BISX looks to ‘innovative’ growth strategies
Guardian Business Editor
Published: Sep 27, 2013
A small investor base of less than ten thousand means that the Bahamas International Securities Exchange (BISX) must look to “innovative” ways to encourage growth and liquidity in the market, its chief executive officer has argued, as he pushes to establish a market for short-term and small-scale finance for Bahamian companies.
Keith Davies, CEO of BISX, said that based on analyses by BISX, there may be as few as 3,000 to 8,000 individuals who actively trade on the exchange. Many “monied” individuals who have the funds that would make them eligible to become active participants in the securities exchange are fearful of doing so out of a lack of investor education, he suggested.
Addressing the Chartered Financial Analyst (CFA) Society luncheon yesterday, Davies noted that with 165,000 people in the Bahamian workforce in 2012, with a mean wage of just under $20,000, it would not be realistic that these individuals, who would be spending most of their income on basic needs, would be active investors.
“So that brings us to about 82,000. However, removing another 25 percent probably would be prudent to get us to a level where after consumption, investing is possible. So that leaves us with an eligible investing public of around 40,000 people.
“Unfortunately this significantly overstates the active investors in our market. We did a survey of our local brokers and looked at brokerage accounts and the number of active accounts. You’re looking at between 3,000 to 4,000. Even assuming this number is doubled to account for people who trade and don’t have an account you can see that our market is challenged with finding active investors,” he said.
Noting that two main criticisms of the market have been its lack of liquidity and small number of new listings, Davies said that he believes greater investor education could address the first challenge by bringing more into the market.
However, he suggested the issue of available securities is less easily remedied, given that there are only so many companies of the sort of size and capability to enter into a public offering.

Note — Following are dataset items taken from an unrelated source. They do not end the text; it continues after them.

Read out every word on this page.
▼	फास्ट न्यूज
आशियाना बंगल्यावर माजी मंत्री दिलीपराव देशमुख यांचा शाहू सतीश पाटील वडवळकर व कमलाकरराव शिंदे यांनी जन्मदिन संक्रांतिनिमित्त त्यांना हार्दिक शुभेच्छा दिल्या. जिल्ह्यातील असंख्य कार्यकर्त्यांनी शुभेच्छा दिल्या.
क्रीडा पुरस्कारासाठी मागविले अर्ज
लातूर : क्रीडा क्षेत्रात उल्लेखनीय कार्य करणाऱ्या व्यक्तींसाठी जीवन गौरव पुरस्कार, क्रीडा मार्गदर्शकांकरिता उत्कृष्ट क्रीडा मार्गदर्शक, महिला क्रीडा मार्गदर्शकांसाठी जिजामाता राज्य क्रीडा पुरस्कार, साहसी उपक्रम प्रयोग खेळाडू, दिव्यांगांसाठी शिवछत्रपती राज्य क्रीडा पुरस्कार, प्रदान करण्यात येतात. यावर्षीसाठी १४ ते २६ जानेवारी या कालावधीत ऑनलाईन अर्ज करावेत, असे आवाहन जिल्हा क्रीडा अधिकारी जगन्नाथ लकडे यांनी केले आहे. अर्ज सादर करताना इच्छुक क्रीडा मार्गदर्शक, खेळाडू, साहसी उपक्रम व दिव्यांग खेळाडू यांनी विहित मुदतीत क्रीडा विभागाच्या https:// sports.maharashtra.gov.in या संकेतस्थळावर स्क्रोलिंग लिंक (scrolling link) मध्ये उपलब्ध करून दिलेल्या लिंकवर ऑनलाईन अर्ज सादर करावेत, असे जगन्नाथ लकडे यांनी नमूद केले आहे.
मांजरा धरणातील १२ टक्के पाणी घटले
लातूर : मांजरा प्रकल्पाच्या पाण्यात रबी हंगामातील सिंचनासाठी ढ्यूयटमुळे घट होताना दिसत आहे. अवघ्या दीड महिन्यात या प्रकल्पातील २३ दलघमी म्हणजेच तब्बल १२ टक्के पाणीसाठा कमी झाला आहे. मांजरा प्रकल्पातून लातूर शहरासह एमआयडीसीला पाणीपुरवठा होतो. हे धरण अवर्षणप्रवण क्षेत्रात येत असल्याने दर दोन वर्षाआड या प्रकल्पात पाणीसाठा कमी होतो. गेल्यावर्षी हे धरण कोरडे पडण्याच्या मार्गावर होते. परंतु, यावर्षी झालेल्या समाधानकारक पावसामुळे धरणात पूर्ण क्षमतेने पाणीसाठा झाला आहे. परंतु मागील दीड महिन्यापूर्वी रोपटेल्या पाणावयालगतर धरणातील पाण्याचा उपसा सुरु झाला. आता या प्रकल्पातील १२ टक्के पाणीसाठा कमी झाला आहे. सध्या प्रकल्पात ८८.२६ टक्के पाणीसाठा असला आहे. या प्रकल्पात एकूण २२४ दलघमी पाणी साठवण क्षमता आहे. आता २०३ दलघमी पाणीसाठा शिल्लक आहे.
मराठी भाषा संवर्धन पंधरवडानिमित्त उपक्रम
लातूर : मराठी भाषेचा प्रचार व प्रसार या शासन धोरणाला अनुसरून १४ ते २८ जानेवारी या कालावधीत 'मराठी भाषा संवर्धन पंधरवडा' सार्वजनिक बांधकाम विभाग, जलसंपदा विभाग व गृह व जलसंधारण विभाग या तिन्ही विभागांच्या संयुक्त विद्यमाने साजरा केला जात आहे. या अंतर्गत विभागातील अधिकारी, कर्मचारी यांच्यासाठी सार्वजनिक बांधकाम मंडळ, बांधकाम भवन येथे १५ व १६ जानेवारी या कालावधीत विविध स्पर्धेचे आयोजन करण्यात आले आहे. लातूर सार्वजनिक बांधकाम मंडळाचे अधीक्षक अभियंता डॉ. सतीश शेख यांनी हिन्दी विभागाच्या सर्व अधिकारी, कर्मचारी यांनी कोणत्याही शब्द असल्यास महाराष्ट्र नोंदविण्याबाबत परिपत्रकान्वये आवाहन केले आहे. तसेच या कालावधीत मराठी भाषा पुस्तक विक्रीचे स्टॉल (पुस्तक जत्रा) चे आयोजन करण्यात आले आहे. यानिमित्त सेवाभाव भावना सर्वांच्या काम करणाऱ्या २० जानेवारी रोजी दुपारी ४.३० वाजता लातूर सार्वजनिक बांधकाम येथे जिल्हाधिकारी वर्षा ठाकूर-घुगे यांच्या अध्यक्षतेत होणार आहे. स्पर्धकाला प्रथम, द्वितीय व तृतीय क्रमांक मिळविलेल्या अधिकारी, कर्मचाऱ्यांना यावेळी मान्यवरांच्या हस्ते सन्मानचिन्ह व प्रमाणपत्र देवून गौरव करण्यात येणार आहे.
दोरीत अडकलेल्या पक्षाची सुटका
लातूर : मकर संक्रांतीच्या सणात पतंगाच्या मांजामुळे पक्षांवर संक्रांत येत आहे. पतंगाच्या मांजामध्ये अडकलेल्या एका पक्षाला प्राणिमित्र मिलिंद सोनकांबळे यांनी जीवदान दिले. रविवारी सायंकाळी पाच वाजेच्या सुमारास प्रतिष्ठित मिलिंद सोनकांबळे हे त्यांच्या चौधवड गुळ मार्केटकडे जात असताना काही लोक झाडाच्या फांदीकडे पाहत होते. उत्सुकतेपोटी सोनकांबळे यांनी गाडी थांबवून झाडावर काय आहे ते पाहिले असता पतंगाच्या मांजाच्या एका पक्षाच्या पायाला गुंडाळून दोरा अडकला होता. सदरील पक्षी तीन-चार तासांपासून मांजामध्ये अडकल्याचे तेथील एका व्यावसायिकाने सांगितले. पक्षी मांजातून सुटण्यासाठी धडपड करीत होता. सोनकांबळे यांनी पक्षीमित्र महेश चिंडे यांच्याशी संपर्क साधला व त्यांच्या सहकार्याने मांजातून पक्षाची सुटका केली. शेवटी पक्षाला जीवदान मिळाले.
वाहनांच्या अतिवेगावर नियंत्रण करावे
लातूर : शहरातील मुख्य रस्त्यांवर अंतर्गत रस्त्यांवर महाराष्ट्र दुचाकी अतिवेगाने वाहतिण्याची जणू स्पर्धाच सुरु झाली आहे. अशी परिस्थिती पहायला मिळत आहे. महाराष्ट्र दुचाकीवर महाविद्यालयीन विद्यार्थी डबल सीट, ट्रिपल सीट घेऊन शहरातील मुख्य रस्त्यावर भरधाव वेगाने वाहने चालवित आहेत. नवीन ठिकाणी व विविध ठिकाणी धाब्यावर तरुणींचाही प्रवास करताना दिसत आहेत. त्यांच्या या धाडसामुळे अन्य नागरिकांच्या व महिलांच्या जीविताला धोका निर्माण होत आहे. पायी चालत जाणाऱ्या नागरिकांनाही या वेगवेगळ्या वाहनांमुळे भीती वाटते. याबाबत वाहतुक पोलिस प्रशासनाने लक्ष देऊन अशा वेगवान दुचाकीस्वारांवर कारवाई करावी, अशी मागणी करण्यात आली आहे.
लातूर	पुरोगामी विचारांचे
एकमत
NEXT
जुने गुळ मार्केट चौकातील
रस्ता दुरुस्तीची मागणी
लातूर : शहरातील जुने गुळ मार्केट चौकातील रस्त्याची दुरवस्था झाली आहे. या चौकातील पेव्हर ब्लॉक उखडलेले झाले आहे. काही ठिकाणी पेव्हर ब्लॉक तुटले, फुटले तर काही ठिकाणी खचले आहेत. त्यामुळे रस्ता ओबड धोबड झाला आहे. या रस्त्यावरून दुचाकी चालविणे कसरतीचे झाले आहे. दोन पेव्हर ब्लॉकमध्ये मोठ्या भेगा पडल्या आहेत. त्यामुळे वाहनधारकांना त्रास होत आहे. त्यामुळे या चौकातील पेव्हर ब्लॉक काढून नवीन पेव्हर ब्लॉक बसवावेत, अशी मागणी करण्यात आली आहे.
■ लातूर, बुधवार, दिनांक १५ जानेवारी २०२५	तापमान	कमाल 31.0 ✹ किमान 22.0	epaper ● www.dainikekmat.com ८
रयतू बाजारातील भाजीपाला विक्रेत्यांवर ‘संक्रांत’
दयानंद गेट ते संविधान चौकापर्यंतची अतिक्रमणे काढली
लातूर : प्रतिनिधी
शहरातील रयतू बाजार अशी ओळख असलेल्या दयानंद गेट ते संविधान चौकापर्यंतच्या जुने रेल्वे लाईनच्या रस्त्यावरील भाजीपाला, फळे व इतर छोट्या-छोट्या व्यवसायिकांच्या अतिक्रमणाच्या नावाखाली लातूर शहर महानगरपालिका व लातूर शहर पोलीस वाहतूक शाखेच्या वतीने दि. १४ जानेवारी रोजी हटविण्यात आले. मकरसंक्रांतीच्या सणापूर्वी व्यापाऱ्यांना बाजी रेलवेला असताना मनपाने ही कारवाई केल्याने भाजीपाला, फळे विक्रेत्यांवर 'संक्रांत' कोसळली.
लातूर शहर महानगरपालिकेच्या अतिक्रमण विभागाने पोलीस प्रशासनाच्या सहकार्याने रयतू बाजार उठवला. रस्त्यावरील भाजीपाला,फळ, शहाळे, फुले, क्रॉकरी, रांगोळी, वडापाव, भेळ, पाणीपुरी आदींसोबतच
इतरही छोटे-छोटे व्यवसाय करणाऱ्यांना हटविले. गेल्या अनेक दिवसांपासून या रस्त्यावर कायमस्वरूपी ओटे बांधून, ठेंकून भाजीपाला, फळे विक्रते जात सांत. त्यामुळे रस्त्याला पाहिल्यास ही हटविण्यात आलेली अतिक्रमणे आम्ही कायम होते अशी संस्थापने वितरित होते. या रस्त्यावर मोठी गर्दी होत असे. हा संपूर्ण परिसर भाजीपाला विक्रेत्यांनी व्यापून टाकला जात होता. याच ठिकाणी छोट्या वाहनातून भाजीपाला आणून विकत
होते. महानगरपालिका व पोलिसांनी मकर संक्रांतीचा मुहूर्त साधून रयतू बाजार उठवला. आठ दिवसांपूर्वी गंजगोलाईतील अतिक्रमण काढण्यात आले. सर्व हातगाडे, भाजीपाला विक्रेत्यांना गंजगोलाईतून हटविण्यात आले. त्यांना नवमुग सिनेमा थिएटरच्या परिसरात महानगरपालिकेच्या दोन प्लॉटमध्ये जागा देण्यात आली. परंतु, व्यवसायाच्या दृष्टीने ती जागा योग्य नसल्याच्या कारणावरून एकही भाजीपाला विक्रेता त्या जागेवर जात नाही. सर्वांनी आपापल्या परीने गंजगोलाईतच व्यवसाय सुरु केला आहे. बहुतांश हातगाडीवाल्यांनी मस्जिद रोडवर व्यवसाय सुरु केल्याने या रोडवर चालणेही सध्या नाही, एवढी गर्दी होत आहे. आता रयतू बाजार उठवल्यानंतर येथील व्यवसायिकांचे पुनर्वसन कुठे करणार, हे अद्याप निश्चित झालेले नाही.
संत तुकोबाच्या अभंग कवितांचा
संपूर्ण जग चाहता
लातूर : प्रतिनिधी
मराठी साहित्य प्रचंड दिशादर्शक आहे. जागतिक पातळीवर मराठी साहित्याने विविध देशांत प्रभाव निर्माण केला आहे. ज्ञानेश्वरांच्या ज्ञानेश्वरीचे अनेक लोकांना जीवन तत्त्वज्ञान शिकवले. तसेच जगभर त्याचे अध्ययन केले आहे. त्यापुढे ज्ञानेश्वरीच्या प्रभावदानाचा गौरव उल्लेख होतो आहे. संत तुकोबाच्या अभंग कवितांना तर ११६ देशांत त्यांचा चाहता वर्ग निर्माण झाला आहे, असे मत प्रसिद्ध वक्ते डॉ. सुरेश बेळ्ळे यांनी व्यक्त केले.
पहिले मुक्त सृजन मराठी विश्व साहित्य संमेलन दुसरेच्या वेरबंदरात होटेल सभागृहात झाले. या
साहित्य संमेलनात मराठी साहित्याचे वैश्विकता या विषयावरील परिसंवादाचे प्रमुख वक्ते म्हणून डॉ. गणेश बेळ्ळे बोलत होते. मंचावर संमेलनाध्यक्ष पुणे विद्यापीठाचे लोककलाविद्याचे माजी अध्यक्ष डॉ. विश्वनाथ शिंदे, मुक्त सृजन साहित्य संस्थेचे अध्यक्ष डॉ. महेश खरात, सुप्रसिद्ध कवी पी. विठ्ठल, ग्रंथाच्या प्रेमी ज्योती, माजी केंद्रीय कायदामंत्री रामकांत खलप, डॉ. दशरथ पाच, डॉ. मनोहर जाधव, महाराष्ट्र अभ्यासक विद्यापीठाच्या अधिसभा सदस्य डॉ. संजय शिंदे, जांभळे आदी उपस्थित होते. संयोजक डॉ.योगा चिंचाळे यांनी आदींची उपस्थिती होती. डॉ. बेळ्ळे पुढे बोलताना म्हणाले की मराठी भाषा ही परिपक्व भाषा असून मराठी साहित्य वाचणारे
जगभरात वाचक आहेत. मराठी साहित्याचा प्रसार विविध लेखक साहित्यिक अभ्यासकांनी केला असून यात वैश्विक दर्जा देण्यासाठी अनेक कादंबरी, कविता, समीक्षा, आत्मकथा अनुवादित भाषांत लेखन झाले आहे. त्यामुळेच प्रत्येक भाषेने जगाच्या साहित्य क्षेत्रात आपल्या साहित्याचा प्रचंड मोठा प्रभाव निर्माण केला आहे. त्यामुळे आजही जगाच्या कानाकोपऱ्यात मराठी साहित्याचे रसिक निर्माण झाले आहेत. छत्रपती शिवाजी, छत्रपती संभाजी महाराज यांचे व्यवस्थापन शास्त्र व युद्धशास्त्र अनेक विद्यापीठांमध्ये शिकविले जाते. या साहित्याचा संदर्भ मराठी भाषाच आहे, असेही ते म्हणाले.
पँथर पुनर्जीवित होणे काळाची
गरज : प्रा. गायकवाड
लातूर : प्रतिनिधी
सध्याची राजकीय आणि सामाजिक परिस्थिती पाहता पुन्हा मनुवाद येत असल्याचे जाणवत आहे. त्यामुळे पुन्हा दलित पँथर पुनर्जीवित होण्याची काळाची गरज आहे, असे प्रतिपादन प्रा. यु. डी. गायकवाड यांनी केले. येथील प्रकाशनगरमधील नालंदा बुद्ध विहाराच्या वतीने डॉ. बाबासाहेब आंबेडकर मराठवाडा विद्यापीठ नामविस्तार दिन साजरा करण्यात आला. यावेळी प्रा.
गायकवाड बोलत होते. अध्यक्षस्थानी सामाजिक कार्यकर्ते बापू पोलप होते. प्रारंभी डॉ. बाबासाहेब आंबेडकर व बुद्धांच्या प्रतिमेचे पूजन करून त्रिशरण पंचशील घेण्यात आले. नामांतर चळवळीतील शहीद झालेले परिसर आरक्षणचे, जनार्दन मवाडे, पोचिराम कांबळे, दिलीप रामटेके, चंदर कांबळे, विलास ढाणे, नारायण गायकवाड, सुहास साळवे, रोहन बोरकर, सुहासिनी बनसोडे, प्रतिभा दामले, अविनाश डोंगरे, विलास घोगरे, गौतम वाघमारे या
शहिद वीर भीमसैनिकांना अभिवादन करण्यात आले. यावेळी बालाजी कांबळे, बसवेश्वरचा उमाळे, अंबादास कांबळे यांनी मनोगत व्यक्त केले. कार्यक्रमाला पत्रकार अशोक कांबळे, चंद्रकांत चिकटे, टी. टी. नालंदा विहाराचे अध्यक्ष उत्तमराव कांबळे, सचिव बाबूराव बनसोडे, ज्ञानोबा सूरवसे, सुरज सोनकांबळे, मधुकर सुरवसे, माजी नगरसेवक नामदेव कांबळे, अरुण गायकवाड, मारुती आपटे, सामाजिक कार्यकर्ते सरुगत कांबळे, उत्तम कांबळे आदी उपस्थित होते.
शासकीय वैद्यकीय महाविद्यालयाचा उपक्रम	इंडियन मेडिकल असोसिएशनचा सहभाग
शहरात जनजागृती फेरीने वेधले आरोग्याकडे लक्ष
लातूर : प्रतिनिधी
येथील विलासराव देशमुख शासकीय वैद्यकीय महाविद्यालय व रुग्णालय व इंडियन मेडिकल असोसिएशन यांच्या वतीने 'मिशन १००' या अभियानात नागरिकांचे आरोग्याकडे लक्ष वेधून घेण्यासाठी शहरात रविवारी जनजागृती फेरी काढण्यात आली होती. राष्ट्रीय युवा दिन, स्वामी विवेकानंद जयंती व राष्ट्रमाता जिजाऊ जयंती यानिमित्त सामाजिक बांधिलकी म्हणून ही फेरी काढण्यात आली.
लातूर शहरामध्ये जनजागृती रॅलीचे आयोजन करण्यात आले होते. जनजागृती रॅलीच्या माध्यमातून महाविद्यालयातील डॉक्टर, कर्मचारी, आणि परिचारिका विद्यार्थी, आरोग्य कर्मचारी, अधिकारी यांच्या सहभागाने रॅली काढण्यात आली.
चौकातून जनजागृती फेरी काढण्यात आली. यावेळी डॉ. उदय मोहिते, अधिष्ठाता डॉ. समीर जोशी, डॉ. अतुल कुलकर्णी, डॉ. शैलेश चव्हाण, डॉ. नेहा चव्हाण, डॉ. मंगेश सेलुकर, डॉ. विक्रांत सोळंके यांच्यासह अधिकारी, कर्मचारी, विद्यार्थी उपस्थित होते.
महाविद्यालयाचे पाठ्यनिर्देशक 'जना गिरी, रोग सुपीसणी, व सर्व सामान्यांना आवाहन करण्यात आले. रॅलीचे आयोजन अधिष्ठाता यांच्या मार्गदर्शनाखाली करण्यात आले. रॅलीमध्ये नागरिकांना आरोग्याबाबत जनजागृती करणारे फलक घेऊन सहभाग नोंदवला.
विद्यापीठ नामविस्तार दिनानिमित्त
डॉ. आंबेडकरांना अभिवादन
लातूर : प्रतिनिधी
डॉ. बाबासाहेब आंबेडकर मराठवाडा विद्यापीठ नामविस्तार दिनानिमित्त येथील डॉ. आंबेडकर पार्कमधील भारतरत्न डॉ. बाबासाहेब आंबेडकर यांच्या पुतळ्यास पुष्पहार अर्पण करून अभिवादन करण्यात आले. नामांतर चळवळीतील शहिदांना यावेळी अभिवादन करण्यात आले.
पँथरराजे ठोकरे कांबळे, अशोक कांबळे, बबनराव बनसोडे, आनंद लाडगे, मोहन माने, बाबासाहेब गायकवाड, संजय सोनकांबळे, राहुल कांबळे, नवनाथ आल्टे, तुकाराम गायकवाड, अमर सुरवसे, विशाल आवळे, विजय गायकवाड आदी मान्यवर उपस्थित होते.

For this reason, Davies said that the exchange needs to look at “diversification” and suggested that it may provide support for his interest in seeing a commercial paper market established.
“We need to think innovatively on where future growth will come from,” he said, adding that the active involvement of many stakeholders would be needed to bring such a project to fruition.
Such an initiative would target already-BISX listed entities who may need to access short term financing. The market would involve securities with maturities ranging from one month to two years, he proposed.
The focus on companies which are already listed on the exchange would take into account the fact that the Bahamas does not have a credit rating agency, and as such there would be a need to protect investors by focusing on companies which already have established records and auditing processes.
An emphasis could be placed on creating provisions for these companies to engage in issuances on the exchange on a “rolling basis” based on already filed information.
Another area of growth for the exchange could be the creation of a “junior listing” to take into account the fact that 95 percent of companies in the Bahamas are small businesses.
“If we are running out of large companies to list, we could allow smaller companies ...to get the financing they need to grow into larger companies,” he said.
Davies proposed that such an initiative could involve “relaxed” listing requirements that allow the companies the “time and space to get into the rules and grow.”
He recognized that such an endeavour would require “a lot of attention” since it would involve more “unsophisticated” entities that may not keep the kinds of records that larger companies do.
Pressed as to why BISX would focus on these areas before moving to ensure that the $3 billion in government debt outstanding is listed on the exchange, Davies said that whether or not this occurs is “up to the government.”